Tout d’abord, le Kremlin pensait que le peuple allemand finirait de toute façon par s’unir et qu’il était donc inutile de résister à un processus historique inévitable. Rétrospectivement, cela n’est pas si évident : 35 ans plus tard, la frontière entre l’Allemagne de l’Ouest et l’Allemagne de l’Est est encore presque parfaitement reproduite sur les cartes des résultats électoraux allemands. Mais si cela montre clairement les limites de la politique d’intégration de l’Allemagne, qui lui a coûté des centaines de milliards de dollars, cela ne signifie pas pour autant que les deux États auraient pu être préservés dans les années 1990. Quoi qu’il en soit, à la fin de 1989 et au début de 1990, les dirigeants de l’URSS (et d’autres États) considéraient l’unification allemande comme inévitable. La question n’était pas de savoir « si », mais « comment ».

Et c’est là que l’on peut critiquer plus concrètement les dirigeants soviétiques.

 L’ordre mondial au lieu de l’ordre interne

Gorbatchev et Honecker se détestaient. Gorbatchev attribuait l’effondrement de la RDA à son refus obstiné d’accepter la perestroïka, ce qui a probablement conduit à sa perception émotionnelle des choses.

Mais l’Occident applaudissait la nouvelle pensée politique de Gorbatchev, et la fin de la guerre froide (proclamée par Reagan) permettait une approche coopérative.

Cela ne signifiait pas pour autant que le Kremlin envisageait l’avenir avec optimisme. Après tout, Gorbatchev avait été façonné par la guerre froide (même s’il avait également un côté libéral issu du dégel politique des années 1960) et était entouré de personnes aux opinions diverses, dont certaines nourrissaient une profonde méfiance à l’égard de l’Occident. Mais en 1990, il avait acquis suffisamment de confiance en lui pour rejeter les opinions indésirables et suivre ses propres convictions, fondées principalement sur la nouvelle pensée politique qu’il avait nourrie depuis 1986 et qui allait sous-tendre un « nouvel ordre mondial ».

Les architectes de la perestroïka se concentraient sur les questions internationales, non pas parce que les questions nationales n’étaient pas importantes, mais parce qu’il semblait logique et rationnel de remodeler la politique étrangère et de s’éloigner de la confrontation qui avait atteint une impasse au milieu des années 1980. De plus, il n’y avait pas de consensus ni de plan clair sur ce qu’il fallait faire au niveau national. En conséquence, la politique étrangère a pris de plus en plus d’importance, nécessitant une coopération étroite avec d’anciens adversaires.

 Un mauvais compromis ?

Les griefs à l’encontre des dirigeants soviétiques peuvent être grossièrement divisés en deux catégories : les griefs matériels, qui étaient immédiatement évidents, et les griefs conceptuels, qui ne se sont manifestés que progressivement.
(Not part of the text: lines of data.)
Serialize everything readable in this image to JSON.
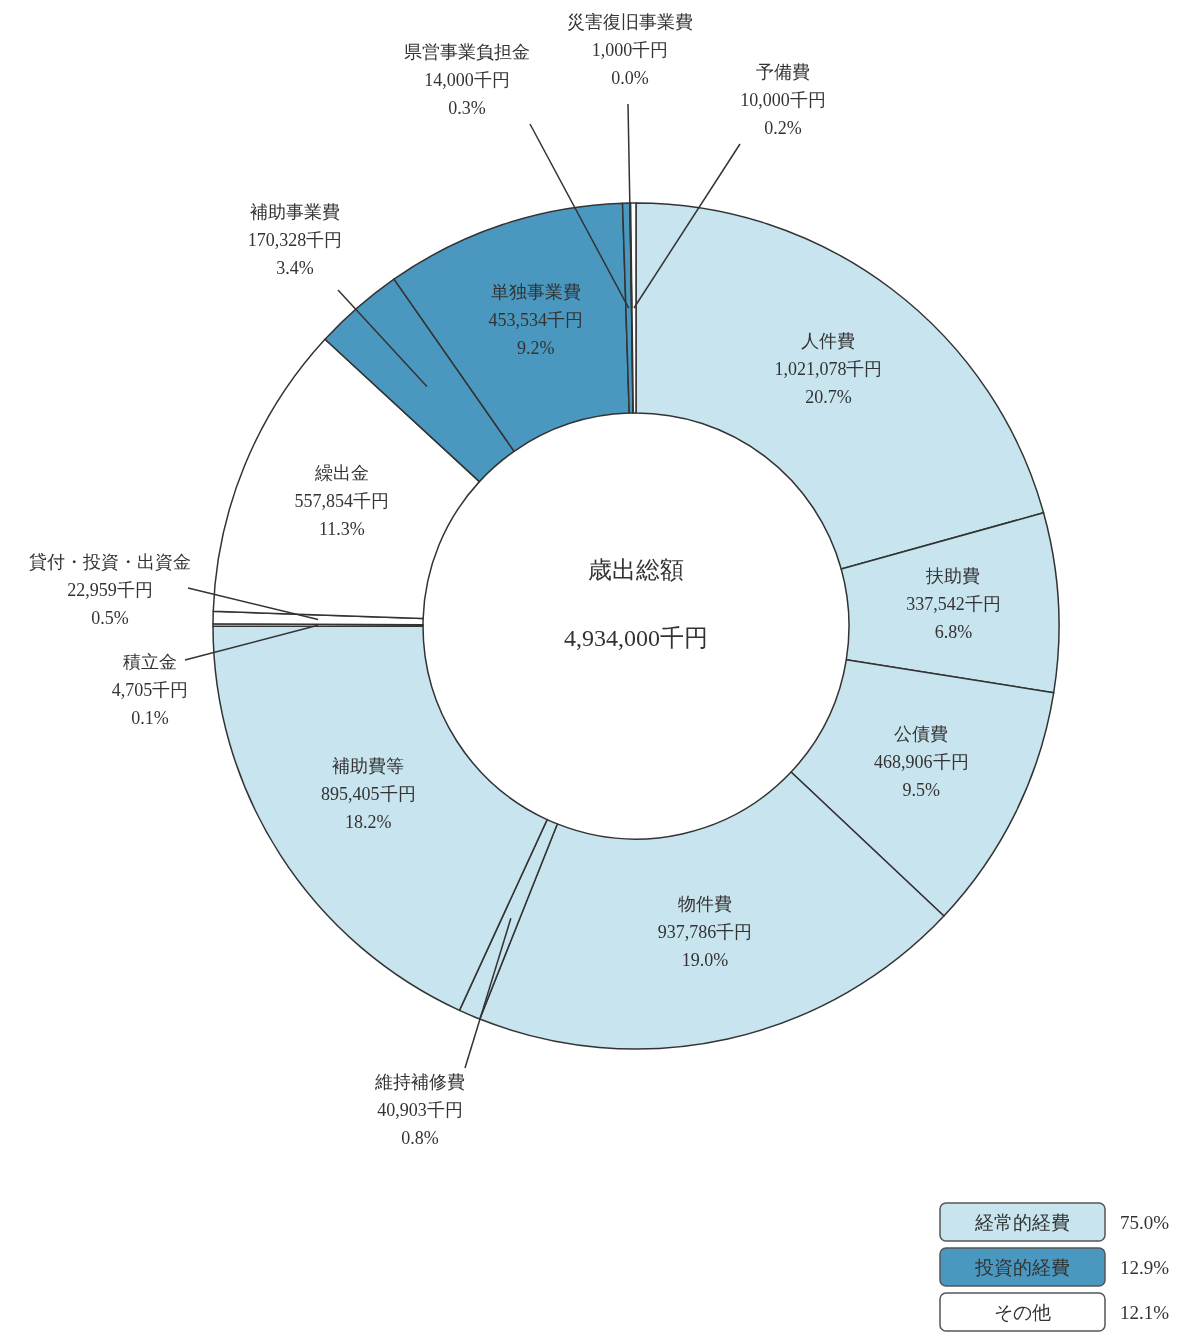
{
  "chart_data": {
    "type": "donut",
    "title": "歳出総額",
    "subtitle": "4,934,000千円",
    "categories": [
      "人件費",
      "扶助費",
      "公債費",
      "物件費",
      "維持補修費",
      "補助費等",
      "積立金",
      "貸付・投資・出資金",
      "繰出金",
      "補助事業費",
      "単独事業費",
      "県営事業負担金",
      "災害復旧事業費",
      "予備費"
    ],
    "values": [
      1021078,
      337542,
      468906,
      937786,
      40903,
      895405,
      4705,
      22959,
      557854,
      170328,
      453534,
      14000,
      1000,
      10000
    ],
    "value_labels": [
      "1,021,078千円\n20.7%",
      "337,542千円\n6.8%",
      "468,906千円\n9.5%",
      "937,786千円\n19.0%",
      "40,903千円\n0.8%",
      "895,405千円\n18.2%",
      "4,705千円\n0.1%",
      "22,959千円\n0.5%",
      "557,854千円\n11.3%",
      "170,328千円\n3.4%",
      "453,534千円\n9.2%",
      "14,000千円\n0.3%",
      "1,000千円\n0.0%",
      "10,000千円\n0.2%"
    ],
    "colors": [
      "#c8e4ee",
      "#c8e4ee",
      "#c8e4ee",
      "#c8e4ee",
      "#c8e4ee",
      "#c8e4ee",
      "#ffffff",
      "#ffffff",
      "#ffffff",
      "#4a98bf",
      "#4a98bf",
      "#4a98bf",
      "#4a98bf",
      "#ffffff"
    ],
    "annotations": [
      "経常的経費 75.0%",
      "投資的経費 12.9%",
      "その他 12.1%"
    ]
  }
}
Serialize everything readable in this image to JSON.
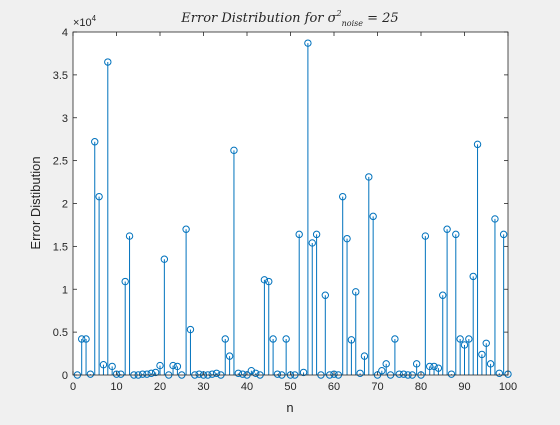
{
  "colors": {
    "stem": "#0072BD",
    "axis": "#262626",
    "plot_bg": "#ffffff",
    "figure_bg": "#f0f0f0"
  },
  "chart_data": {
    "type": "stem",
    "title_prefix": "Error Distribution for",
    "title_sigma": "σ",
    "title_sup": "2",
    "title_sub": "noise",
    "title_suffix": "= 25",
    "xlabel": "n",
    "ylabel": "Error Distibution",
    "exponent_base": "×10",
    "exponent_power": "4",
    "xlim": [
      0,
      100
    ],
    "ylim": [
      0,
      4
    ],
    "xticks": [
      0,
      10,
      20,
      30,
      40,
      50,
      60,
      70,
      80,
      90,
      100
    ],
    "yticks": [
      0,
      0.5,
      1,
      1.5,
      2,
      2.5,
      3,
      3.5,
      4
    ],
    "ytick_labels": [
      "0",
      "0.5",
      "1",
      "1.5",
      "2",
      "2.5",
      "3",
      "3.5",
      "4"
    ],
    "x": [
      1,
      2,
      3,
      4,
      5,
      6,
      7,
      8,
      9,
      10,
      11,
      12,
      13,
      14,
      15,
      16,
      17,
      18,
      19,
      20,
      21,
      22,
      23,
      24,
      25,
      26,
      27,
      28,
      29,
      30,
      31,
      32,
      33,
      34,
      35,
      36,
      37,
      38,
      39,
      40,
      41,
      42,
      43,
      44,
      45,
      46,
      47,
      48,
      49,
      50,
      51,
      52,
      53,
      54,
      55,
      56,
      57,
      58,
      59,
      60,
      61,
      62,
      63,
      64,
      65,
      66,
      67,
      68,
      69,
      70,
      71,
      72,
      73,
      74,
      75,
      76,
      77,
      78,
      79,
      80,
      81,
      82,
      83,
      84,
      85,
      86,
      87,
      88,
      89,
      90,
      91,
      92,
      93,
      94,
      95,
      96,
      97,
      98,
      99,
      100
    ],
    "y": [
      0,
      0.42,
      0.42,
      0.01,
      2.72,
      2.08,
      0.12,
      3.65,
      0.1,
      0.01,
      0.01,
      1.09,
      1.62,
      0,
      0,
      0.01,
      0.01,
      0.02,
      0.03,
      0.11,
      1.35,
      0,
      0.11,
      0.1,
      0,
      1.7,
      0.53,
      0,
      0.01,
      0,
      0,
      0.01,
      0.02,
      0,
      0.42,
      0.22,
      2.62,
      0.02,
      0.01,
      0,
      0.05,
      0.02,
      0,
      1.11,
      1.09,
      0.42,
      0.01,
      0,
      0.42,
      0,
      0,
      1.64,
      0.03,
      3.87,
      1.54,
      1.64,
      0,
      0.93,
      0,
      0.01,
      0,
      2.08,
      1.59,
      0.41,
      0.97,
      0.02,
      0.22,
      2.31,
      1.85,
      0,
      0.05,
      0.13,
      0,
      0.42,
      0.01,
      0.01,
      0,
      0,
      0.13,
      0,
      1.62,
      0.1,
      0.1,
      0.08,
      0.93,
      1.7,
      0.01,
      1.64,
      0.42,
      0.35,
      0.42,
      1.15,
      2.69,
      0.24,
      0.37,
      0.13,
      1.82,
      0.02,
      1.64,
      0.01
    ]
  }
}
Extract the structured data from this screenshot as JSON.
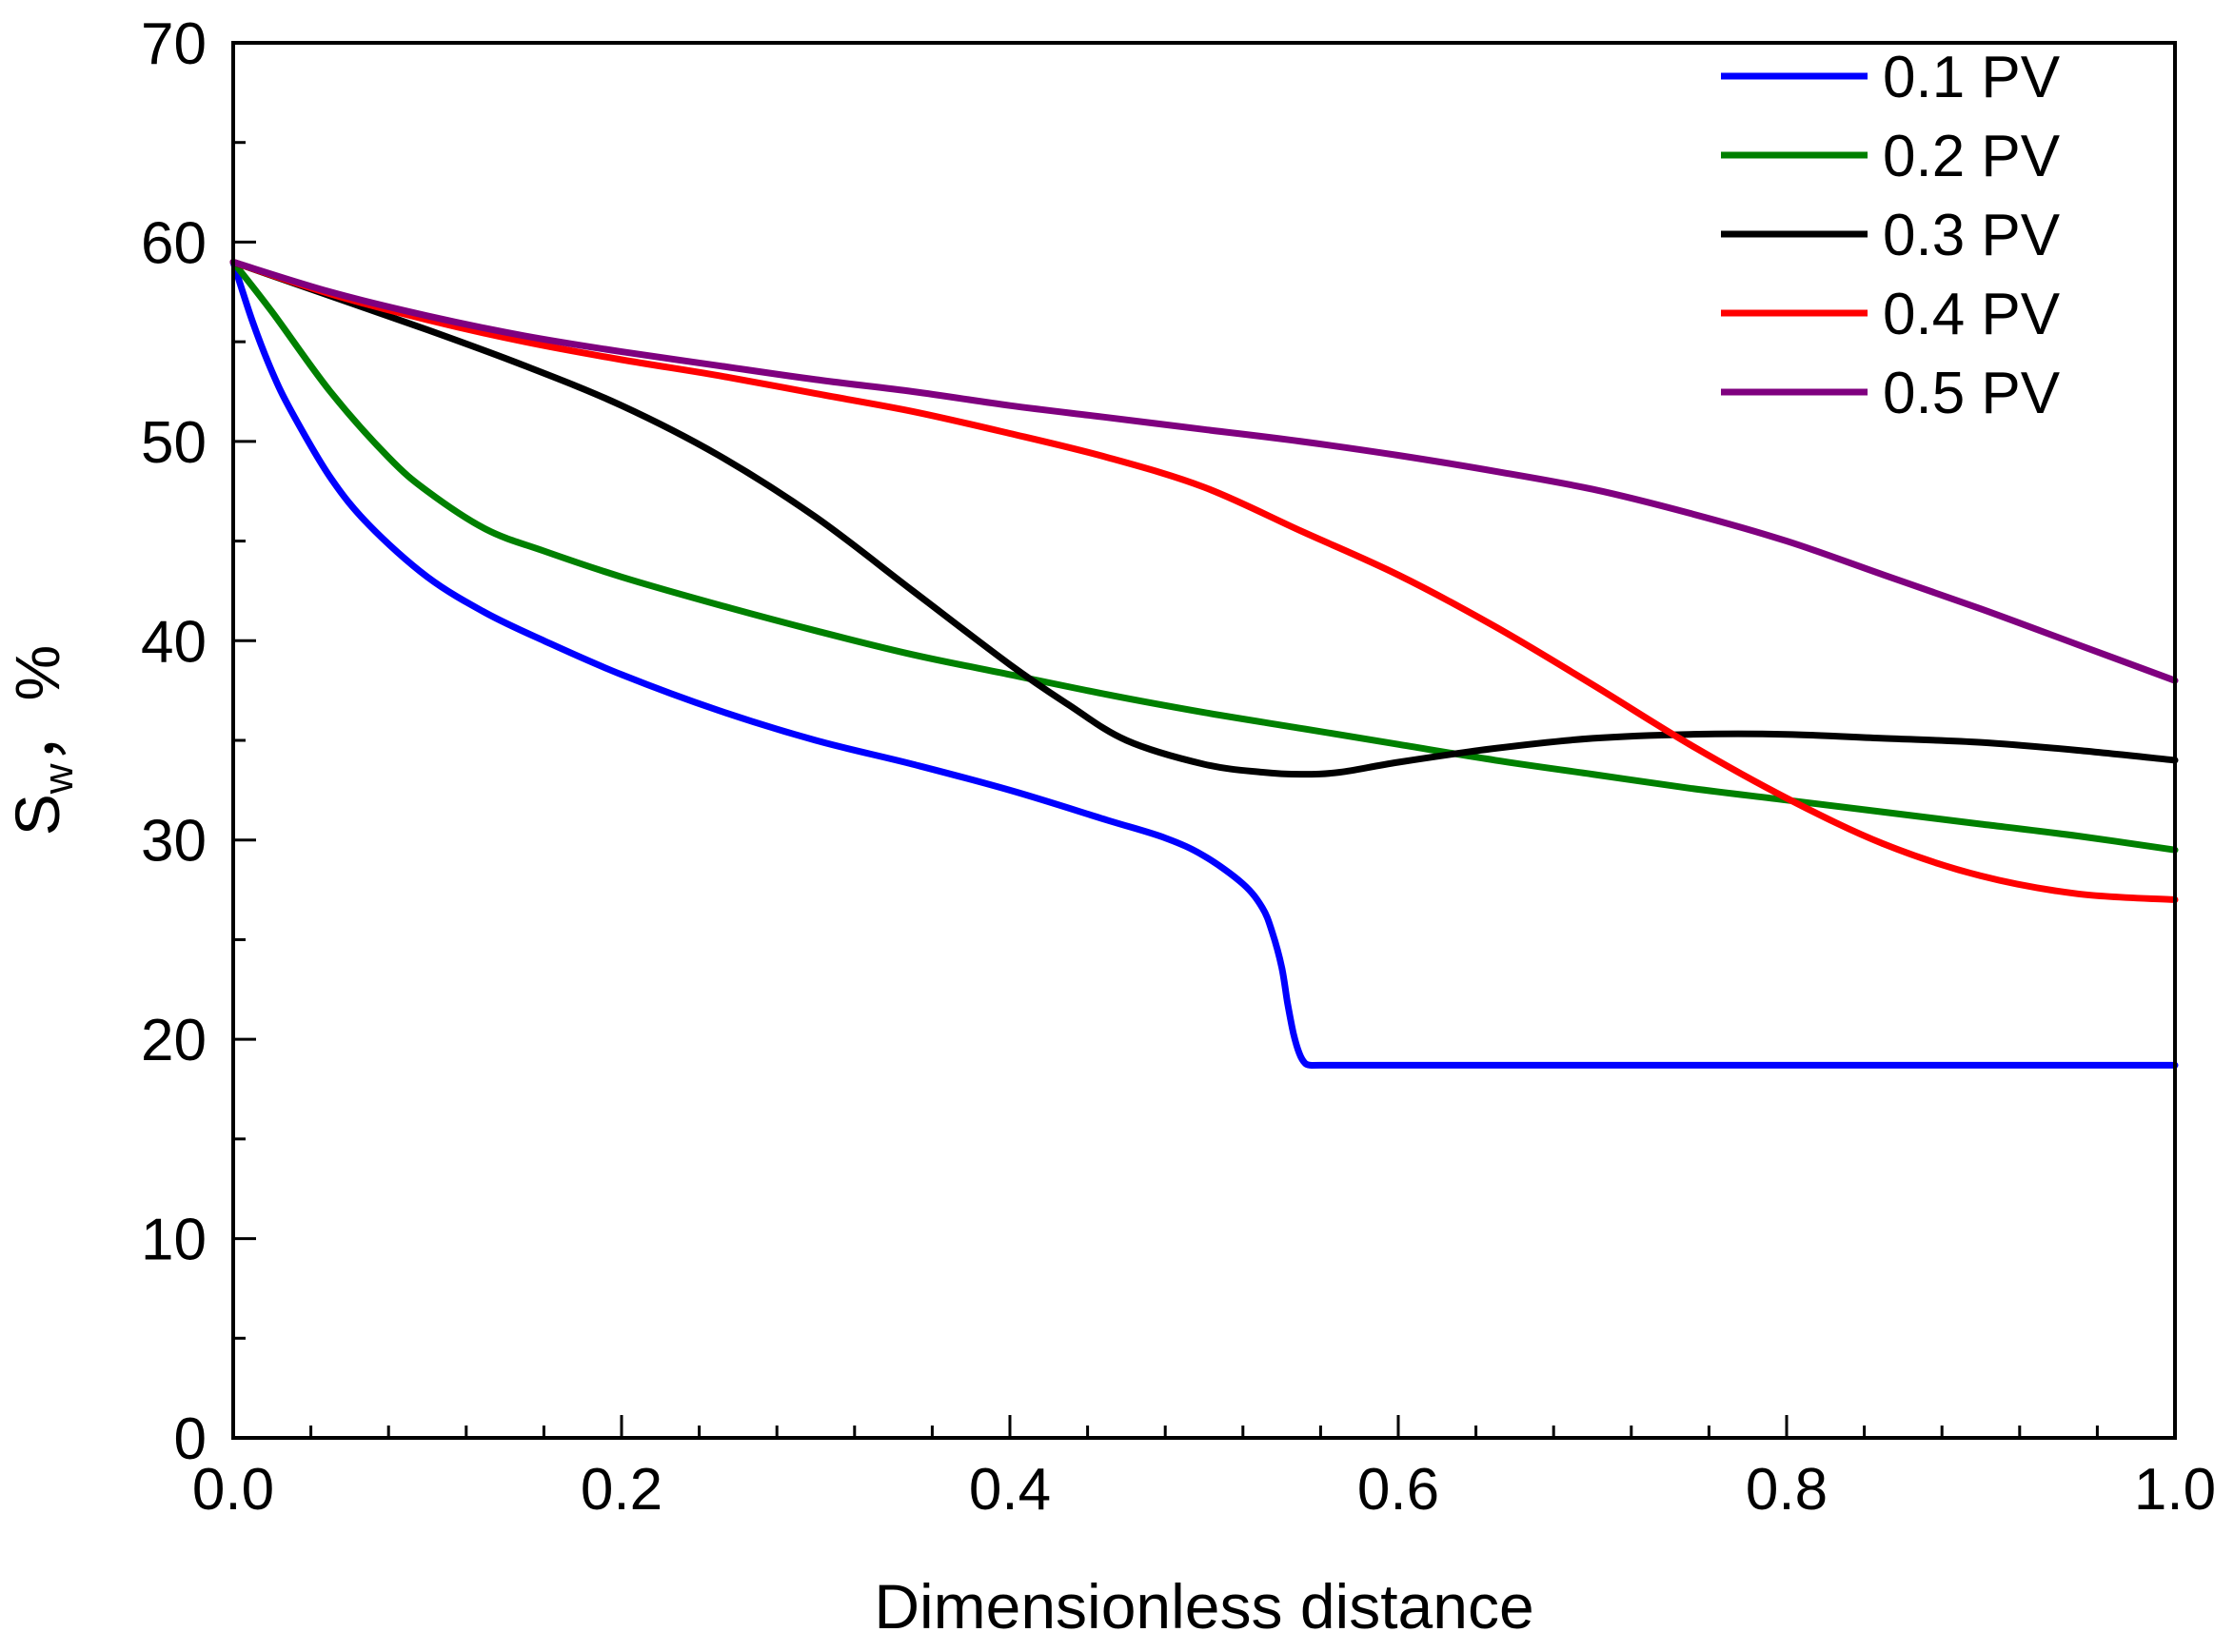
{
  "chart_data": {
    "type": "line",
    "title": "",
    "xlabel": "Dimensionless distance",
    "ylabel_main": "S",
    "ylabel_sub": "w",
    "ylabel_suffix": "，%",
    "xlim": [
      0,
      1
    ],
    "ylim": [
      0,
      70
    ],
    "xticks": [
      0.0,
      0.2,
      0.4,
      0.6,
      0.8,
      1.0
    ],
    "xtick_labels": [
      "0.0",
      "0.2",
      "0.4",
      "0.6",
      "0.8",
      "1.0"
    ],
    "yticks": [
      0,
      10,
      20,
      30,
      40,
      50,
      60,
      70
    ],
    "ytick_labels": [
      "0",
      "10",
      "20",
      "30",
      "40",
      "50",
      "60",
      "70"
    ],
    "grid": false,
    "legend_position": "top-right",
    "series": [
      {
        "name": "0.1 PV",
        "color": "#0000ff",
        "x": [
          0,
          0.01,
          0.02,
          0.03,
          0.05,
          0.07,
          0.1,
          0.13,
          0.16,
          0.2,
          0.25,
          0.3,
          0.35,
          0.4,
          0.45,
          0.48,
          0.5,
          0.52,
          0.53,
          0.535,
          0.54,
          0.543,
          0.546,
          0.549,
          0.552,
          0.555,
          0.56,
          0.6,
          0.7,
          0.8,
          0.9,
          1.0
        ],
        "y": [
          59,
          56,
          53.5,
          51.5,
          48.2,
          45.8,
          43.2,
          41.4,
          40,
          38.3,
          36.5,
          35,
          33.8,
          32.5,
          31,
          30.1,
          29.2,
          27.8,
          26.6,
          25.4,
          23.6,
          21.8,
          20.3,
          19.3,
          18.8,
          18.7,
          18.7,
          18.7,
          18.7,
          18.7,
          18.7,
          18.7
        ]
      },
      {
        "name": "0.2 PV",
        "color": "#008000",
        "x": [
          0,
          0.02,
          0.05,
          0.08,
          0.1,
          0.13,
          0.16,
          0.2,
          0.25,
          0.3,
          0.35,
          0.4,
          0.45,
          0.5,
          0.55,
          0.6,
          0.65,
          0.7,
          0.75,
          0.8,
          0.85,
          0.9,
          0.95,
          1.0
        ],
        "y": [
          59,
          56.5,
          52.5,
          49.2,
          47.5,
          45.6,
          44.5,
          43.2,
          41.8,
          40.5,
          39.3,
          38.3,
          37.3,
          36.4,
          35.6,
          34.8,
          34,
          33.3,
          32.6,
          32,
          31.4,
          30.8,
          30.2,
          29.5
        ]
      },
      {
        "name": "0.3 PV",
        "color": "#000000",
        "x": [
          0,
          0.05,
          0.1,
          0.15,
          0.2,
          0.25,
          0.3,
          0.35,
          0.4,
          0.43,
          0.46,
          0.5,
          0.53,
          0.55,
          0.57,
          0.6,
          0.65,
          0.7,
          0.75,
          0.8,
          0.85,
          0.9,
          0.95,
          1.0
        ],
        "y": [
          59,
          57.3,
          55.6,
          53.8,
          51.8,
          49.3,
          46.2,
          42.5,
          38.8,
          36.8,
          35,
          33.8,
          33.4,
          33.3,
          33.4,
          33.9,
          34.6,
          35.1,
          35.3,
          35.3,
          35.1,
          34.9,
          34.5,
          34
        ]
      },
      {
        "name": "0.4 PV",
        "color": "#ff0000",
        "x": [
          0,
          0.05,
          0.1,
          0.15,
          0.2,
          0.25,
          0.3,
          0.35,
          0.4,
          0.45,
          0.5,
          0.55,
          0.6,
          0.65,
          0.7,
          0.75,
          0.8,
          0.85,
          0.9,
          0.95,
          1.0
        ],
        "y": [
          59,
          57.4,
          56.1,
          55,
          54.1,
          53.3,
          52.4,
          51.5,
          50.4,
          49.2,
          47.7,
          45.5,
          43.3,
          40.7,
          37.8,
          34.8,
          32.1,
          29.8,
          28.2,
          27.3,
          27
        ]
      },
      {
        "name": "0.5 PV",
        "color": "#7f007f",
        "x": [
          0,
          0.05,
          0.1,
          0.15,
          0.2,
          0.25,
          0.3,
          0.35,
          0.4,
          0.45,
          0.5,
          0.55,
          0.6,
          0.65,
          0.7,
          0.75,
          0.8,
          0.85,
          0.9,
          0.95,
          1.0
        ],
        "y": [
          59,
          57.5,
          56.3,
          55.3,
          54.5,
          53.8,
          53.1,
          52.5,
          51.8,
          51.2,
          50.6,
          50,
          49.3,
          48.5,
          47.6,
          46.4,
          45,
          43.3,
          41.6,
          39.8,
          38
        ]
      }
    ]
  }
}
Les premiers affirment que la Russie a reçu trop peu d’argent (12 milliards de marks) pour avoir accepté la réunification allemande et le retrait des troupes. Les Allemands étaient probablement prêts à payer davantage. Les dirigeants allemands, dont Helmut Kohl, ont par la suite admis avoir été surpris par la modestie de Moscou et s’être préparés à des montants beaucoup plus élevés. Mais ils ne l’ont pas dit aux négociateurs soviétiques. Le ministre des Finances Theo Waigel a négocié comme seul un Allemand pouvait le faire et a finalement réduit le prix par rapport aux 15-16 milliards initialement demandés.

« Moscou aurait probablement pu négocier un meilleur accord, mais cet argent, même s’il avait été dix fois plus important, aurait probablement disparu sans laisser de traces dans le trou noir de la crise systémique de l’URSS ».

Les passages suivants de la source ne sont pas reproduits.